Differences Between Docker Compose and Dockerfile |Video upload date:  · Duration: PT11M1S  · Language: EN

Quick comparison of Docker Compose and Dockerfile with practical guidance on when to build images and when to orchestrate services for development and depl

Short answer with a wink

If you want a reproducible image that you can push to a registry and brag about in your CI logs use a Dockerfile. If you want to start three containers that pretend to be an application for local testing use docker compose. One is a recipe for an image. The other is a party planner for containers.

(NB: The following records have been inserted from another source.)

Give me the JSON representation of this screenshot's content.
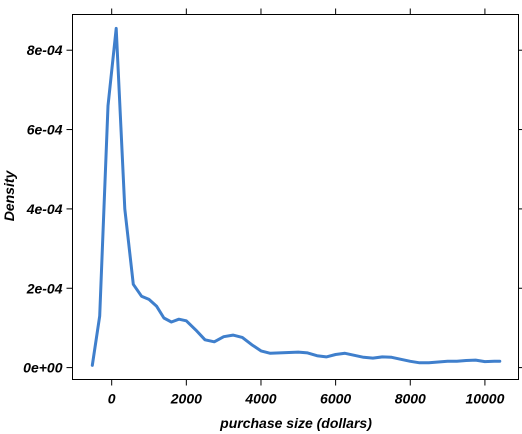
{
  "chart_data": {
    "type": "line",
    "title": "",
    "xlabel": "purchase size (dollars)",
    "ylabel": "Density",
    "xlim": [
      -1050,
      10900
    ],
    "ylim": [
      -3e-05,
      0.00089
    ],
    "x_ticks": [
      0,
      2000,
      4000,
      6000,
      8000,
      10000
    ],
    "x_tick_labels": [
      "0",
      "2000",
      "4000",
      "6000",
      "8000",
      "10000"
    ],
    "y_ticks": [
      0,
      0.0002,
      0.0004,
      0.0006,
      0.0008
    ],
    "y_tick_labels": [
      "0e+00",
      "2e-04",
      "4e-04",
      "6e-04",
      "8e-04"
    ],
    "grid": false,
    "legend": "none",
    "line_color": "#3f7fcc",
    "series": [
      {
        "x": [
          -520,
          -320,
          -100,
          120,
          350,
          580,
          800,
          1000,
          1200,
          1400,
          1600,
          1800,
          2000,
          2250,
          2500,
          2750,
          3000,
          3250,
          3500,
          3750,
          4000,
          4250,
          4500,
          4750,
          5000,
          5250,
          5500,
          5750,
          6000,
          6250,
          6500,
          6750,
          7000,
          7250,
          7500,
          7750,
          8000,
          8250,
          8500,
          8750,
          9000,
          9250,
          9500,
          9750,
          10000,
          10250,
          10400
        ],
        "y": [
          5.5e-06,
          0.00013,
          0.00066,
          0.000855,
          0.0004,
          0.00021,
          0.00018,
          0.000172,
          0.000155,
          0.000125,
          0.000115,
          0.000122,
          0.000118,
          9.5e-05,
          7e-05,
          6.5e-05,
          7.8e-05,
          8.2e-05,
          7.6e-05,
          5.8e-05,
          4.2e-05,
          3.6e-05,
          3.7e-05,
          3.8e-05,
          3.9e-05,
          3.7e-05,
          3e-05,
          2.7e-05,
          3.3e-05,
          3.6e-05,
          3.1e-05,
          2.6e-05,
          2.4e-05,
          2.7e-05,
          2.6e-05,
          2.1e-05,
          1.6e-05,
          1.2e-05,
          1.2e-05,
          1.4e-05,
          1.6e-05,
          1.6e-05,
          1.8e-05,
          1.9e-05,
          1.5e-05,
          1.6e-05,
          1.6e-05
        ]
      }
    ]
  }
}
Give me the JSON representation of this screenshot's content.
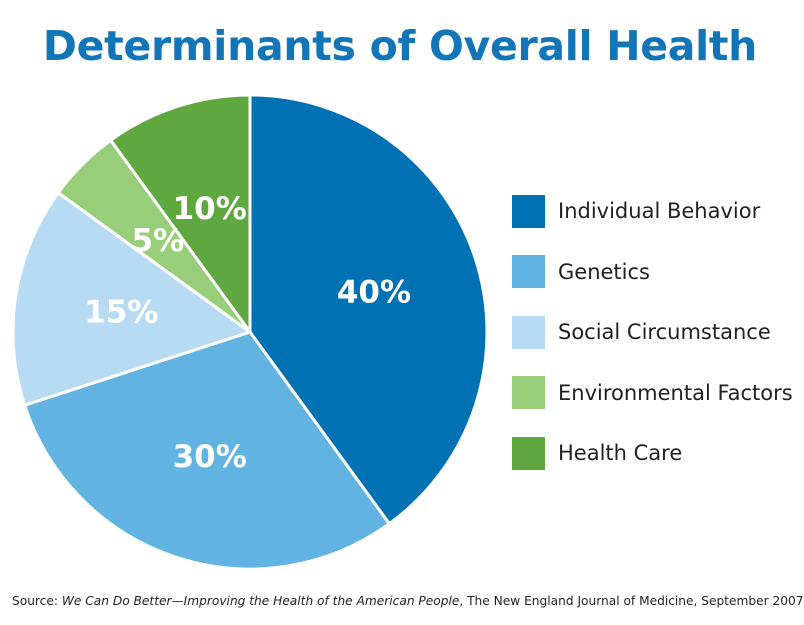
{
  "chart_data": {
    "type": "pie",
    "title": "Determinants of Overall Health",
    "categories": [
      "Individual Behavior",
      "Genetics",
      "Social Circumstance",
      "Environmental Factors",
      "Health Care"
    ],
    "values": [
      40,
      30,
      15,
      5,
      10
    ],
    "labels": [
      "40%",
      "30%",
      "15%",
      "5%",
      "10%"
    ],
    "colors": [
      "#0071b3",
      "#61b3e2",
      "#b7dbf3",
      "#98cd7a",
      "#5fa83f"
    ],
    "legend_position": "right",
    "start_angle_deg": 0,
    "direction": "clockwise"
  },
  "source": {
    "prefix": "Source: ",
    "title": "We Can Do Better—Improving the Health of the American People",
    "suffix": ", The New England Journal of Medicine, September 2007"
  }
}
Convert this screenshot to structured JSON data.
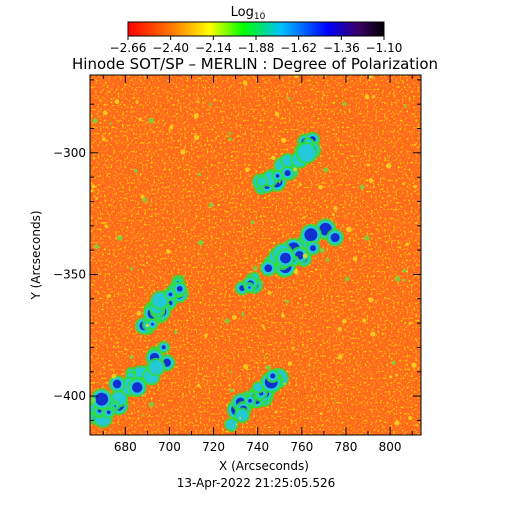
{
  "colorbar": {
    "title": "Log",
    "title_sub": "10",
    "tick_labels": [
      "−2.66",
      "−2.40",
      "−2.14",
      "−1.88",
      "−1.62",
      "−1.36",
      "−1.10"
    ]
  },
  "title": "Hinode SOT/SP – MERLIN : Degree of Polarization",
  "x_axis": {
    "label": "X (Arcseconds)",
    "tick_labels": [
      "680",
      "700",
      "720",
      "740",
      "760",
      "780",
      "800"
    ]
  },
  "y_axis": {
    "label": "Y (Arcseconds)",
    "tick_labels": [
      "−300",
      "−350",
      "−400"
    ]
  },
  "timestamp": "13-Apr-2022 21:25:05.526",
  "chart_data": {
    "type": "heatmap",
    "title": "Hinode SOT/SP – MERLIN : Degree of Polarization",
    "xlabel": "X (Arcseconds)",
    "ylabel": "Y (Arcseconds)",
    "xlim": [
      664,
      814
    ],
    "ylim": [
      -416,
      -268
    ],
    "x_ticks": [
      680,
      700,
      720,
      740,
      760,
      780,
      800
    ],
    "y_ticks": [
      -300,
      -350,
      -400
    ],
    "colorbar_range": [
      -2.66,
      -1.1
    ],
    "colorbar_ticks": [
      -2.66,
      -2.4,
      -2.14,
      -1.88,
      -1.62,
      -1.36,
      -1.1
    ],
    "colormap": [
      "#ff0000",
      "#ff8c00",
      "#ffff00",
      "#00ff00",
      "#00ffff",
      "#0000ff",
      "#0000aa",
      "#000000"
    ],
    "background_color": "#ff6a1e",
    "high_polarization_regions": [
      {
        "x": [
          730,
          776
        ],
        "y": [
          -330,
          -360
        ],
        "description": ""
      },
      {
        "x": [
          688,
          708
        ],
        "y": [
          -350,
          -375
        ]
      },
      {
        "x": [
          666,
          700
        ],
        "y": [
          -380,
          -412
        ]
      },
      {
        "x": [
          728,
          750
        ],
        "y": [
          -390,
          -412
        ]
      },
      {
        "x": [
          740,
          765
        ],
        "y": [
          -295,
          -320
        ]
      }
    ]
  }
}
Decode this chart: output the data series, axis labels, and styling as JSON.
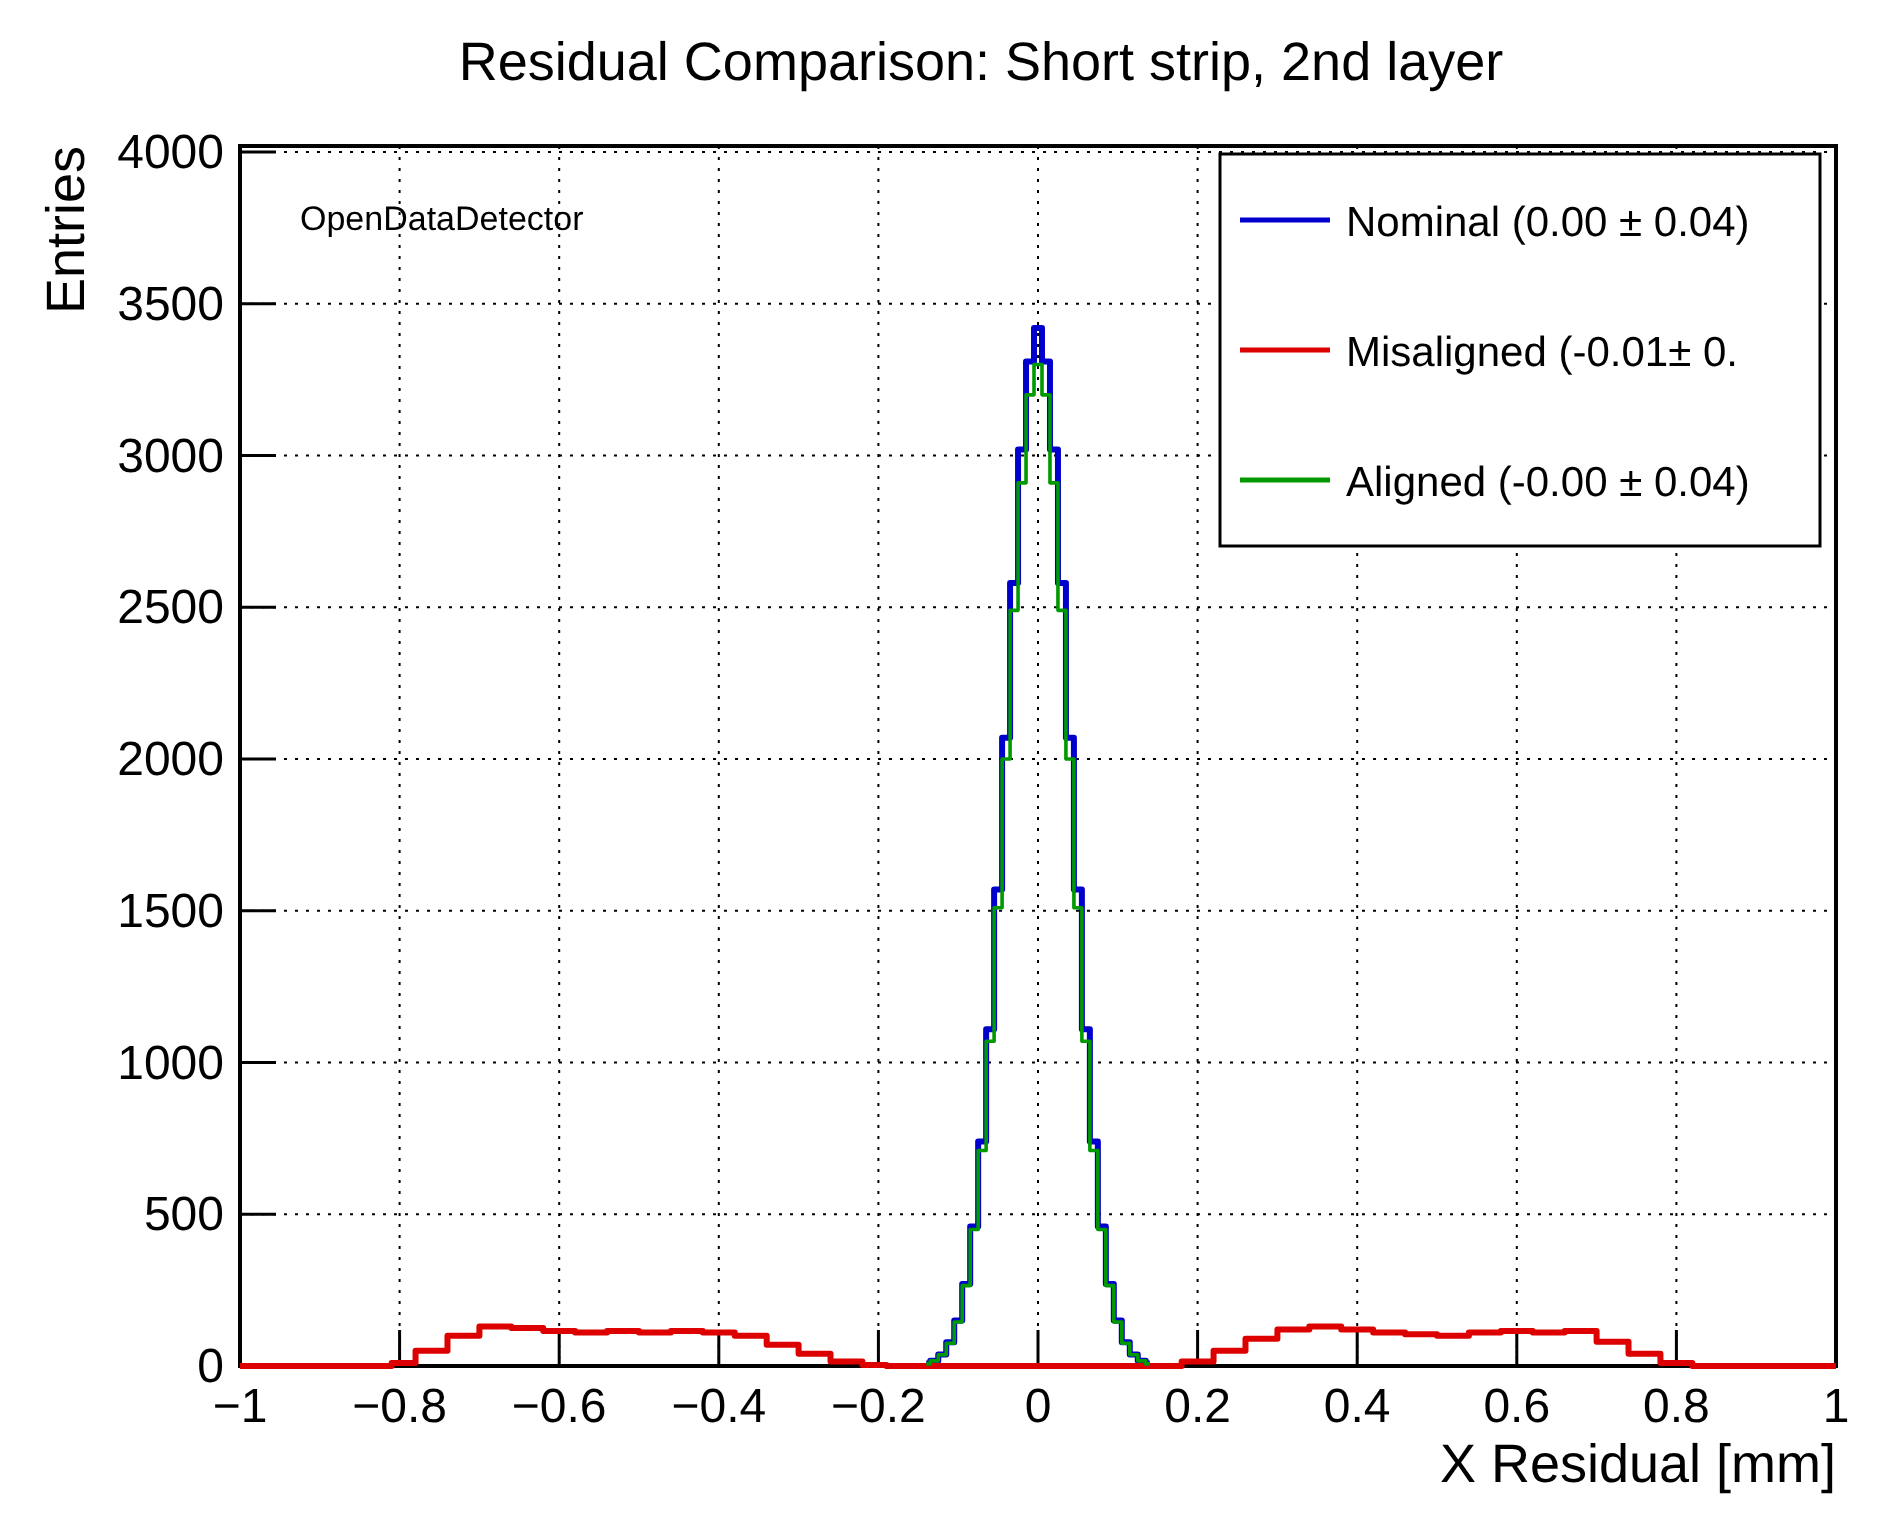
{
  "chart_data": {
    "type": "step",
    "title": "Residual Comparison: Short strip, 2nd layer",
    "xlabel": "X Residual [mm]",
    "ylabel": "Entries",
    "annotations": [
      "OpenDataDetector"
    ],
    "xlim": [
      -1,
      1
    ],
    "ylim": [
      0,
      4020
    ],
    "xticks": [
      {
        "value": -1,
        "label": "−1"
      },
      {
        "value": -0.8,
        "label": "−0.8"
      },
      {
        "value": -0.6,
        "label": "−0.6"
      },
      {
        "value": -0.4,
        "label": "−0.4"
      },
      {
        "value": -0.2,
        "label": "−0.2"
      },
      0,
      0.2,
      0.4,
      0.6,
      0.8,
      1
    ],
    "yticks": [
      0,
      500,
      1000,
      1500,
      2000,
      2500,
      3000,
      3500,
      4000
    ],
    "grid": true,
    "legend": "top right",
    "line_style": "solid",
    "series": [
      {
        "name": "Nominal (0.00 ± 0.04)",
        "color": "#0000cc",
        "x": [
          -0.14,
          -0.13,
          -0.12,
          -0.11,
          -0.1,
          -0.09,
          -0.08,
          -0.07,
          -0.06,
          -0.05,
          -0.04,
          -0.03,
          -0.02,
          -0.01,
          0,
          0.01,
          0.02,
          0.03,
          0.04,
          0.05,
          0.06,
          0.07,
          0.08,
          0.09,
          0.1,
          0.11,
          0.12,
          0.13,
          0.14
        ],
        "values": [
          8,
          17,
          38,
          78,
          150,
          270,
          460,
          740,
          1110,
          1570,
          2070,
          2580,
          3020,
          3310,
          3420,
          3310,
          3020,
          2580,
          2070,
          1570,
          1110,
          740,
          460,
          270,
          150,
          78,
          38,
          17,
          8
        ]
      },
      {
        "name": "Misaligned (-0.01± 0.",
        "color": "#dd0000",
        "x": [
          -1,
          -0.82,
          -0.8,
          -0.76,
          -0.72,
          -0.68,
          -0.64,
          -0.6,
          -0.56,
          -0.52,
          -0.48,
          -0.44,
          -0.4,
          -0.36,
          -0.32,
          -0.28,
          -0.24,
          -0.2,
          -0.18,
          0.16,
          0.2,
          0.24,
          0.28,
          0.32,
          0.36,
          0.4,
          0.44,
          0.48,
          0.52,
          0.56,
          0.6,
          0.64,
          0.68,
          0.72,
          0.76,
          0.8,
          0.84,
          1
        ],
        "values": [
          0,
          0,
          10,
          50,
          100,
          130,
          125,
          115,
          110,
          115,
          110,
          115,
          110,
          100,
          70,
          40,
          15,
          3,
          0,
          0,
          15,
          50,
          90,
          120,
          130,
          120,
          110,
          105,
          100,
          110,
          115,
          110,
          115,
          80,
          40,
          10,
          0,
          0
        ]
      },
      {
        "name": "Aligned (-0.00 ± 0.04)",
        "color": "#009900",
        "x": [
          -0.14,
          -0.13,
          -0.12,
          -0.11,
          -0.1,
          -0.09,
          -0.08,
          -0.07,
          -0.06,
          -0.05,
          -0.04,
          -0.03,
          -0.02,
          -0.01,
          0,
          0.01,
          0.02,
          0.03,
          0.04,
          0.05,
          0.06,
          0.07,
          0.08,
          0.09,
          0.1,
          0.11,
          0.12,
          0.13,
          0.14
        ],
        "values": [
          7,
          17,
          37,
          75,
          145,
          265,
          450,
          710,
          1070,
          1510,
          2000,
          2490,
          2910,
          3200,
          3300,
          3200,
          2910,
          2490,
          2000,
          1510,
          1070,
          710,
          450,
          265,
          145,
          75,
          37,
          17,
          7
        ]
      }
    ]
  }
}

Build versus run explained

Dockerfile defines how to build images. It lists base image layers copies configuration and sets the default process. This is the place to pin versions optimize layers and use multi stage builds to keep images tiny. Docker compose uses a yaml file to declare services networks and volumes so multiple containers can start together with one command. Compose handles environment variables port mapping and simple scaling for development or small deployments.

Typical workflow

  • Write a Dockerfile that builds a reproducible image
  • Create a docker compose yaml that wires services networks and volumes
  • Use docker build then docker compose up to run the full stack locally

Example commands and files

Build an image from a Dockerfile with a simple command

docker build -t myapp .

Start services with docker compose

docker compose up

Minimal docker compose yaml example

version: '3.8'
services:
  web:
    image: myapp:latest
    ports:
      - "8080:80"
    environment:
      - DATABASE_URL=postgres://db:5432/mydb
  db:
    image: postgres:14
    volumes:
      - db_data:/var/lib/postgresql/data
volumes:
  db_data:

When to pick Dockerfile

  • You need a reproducible image for CI pipelines or registry deployment
  • You want to optimize layers pin dependencies or do multi stage builds
  • You must keep build concerns out of runtime wiring

When to pick Docker Compose

  • You are running multiple containers together for development or testing
  • Your orchestration needs are light and you want easy local networking
  • You want to declare services networks and volumes in a single yaml file

Practical devops tips

  • Keep secrets out of images and out of compose files. Use env files or a secret manager for sensitive values.
  • Use multi stage builds in Dockerfile to reduce image size and remove build tools from final image.
  • Let Dockerfile own build details and let docker compose handle runtime wiring and scaling for local stacks.
  • Push built images to a registry then reference those images in your compose file for consistent deployments.

Gotchas worth your eye roll

Compose is not a full production orchestrator. If you need advanced scheduling high availability or complex service discovery look at Kubernetes or a managed orchestration service. Also remember that docker compose networks are convenient but different from cloud networking so test in an environment that resembles production.

Final takeaway

Use Dockerfile to build and Docker Compose to run. Keep build logic in the Dockerfile and runtime wiring in compose. Treat images as immutable artifacts and use compose for local development stacks and simple deployments. Now go build something and try not to commit a secret to the image like it is still 2015.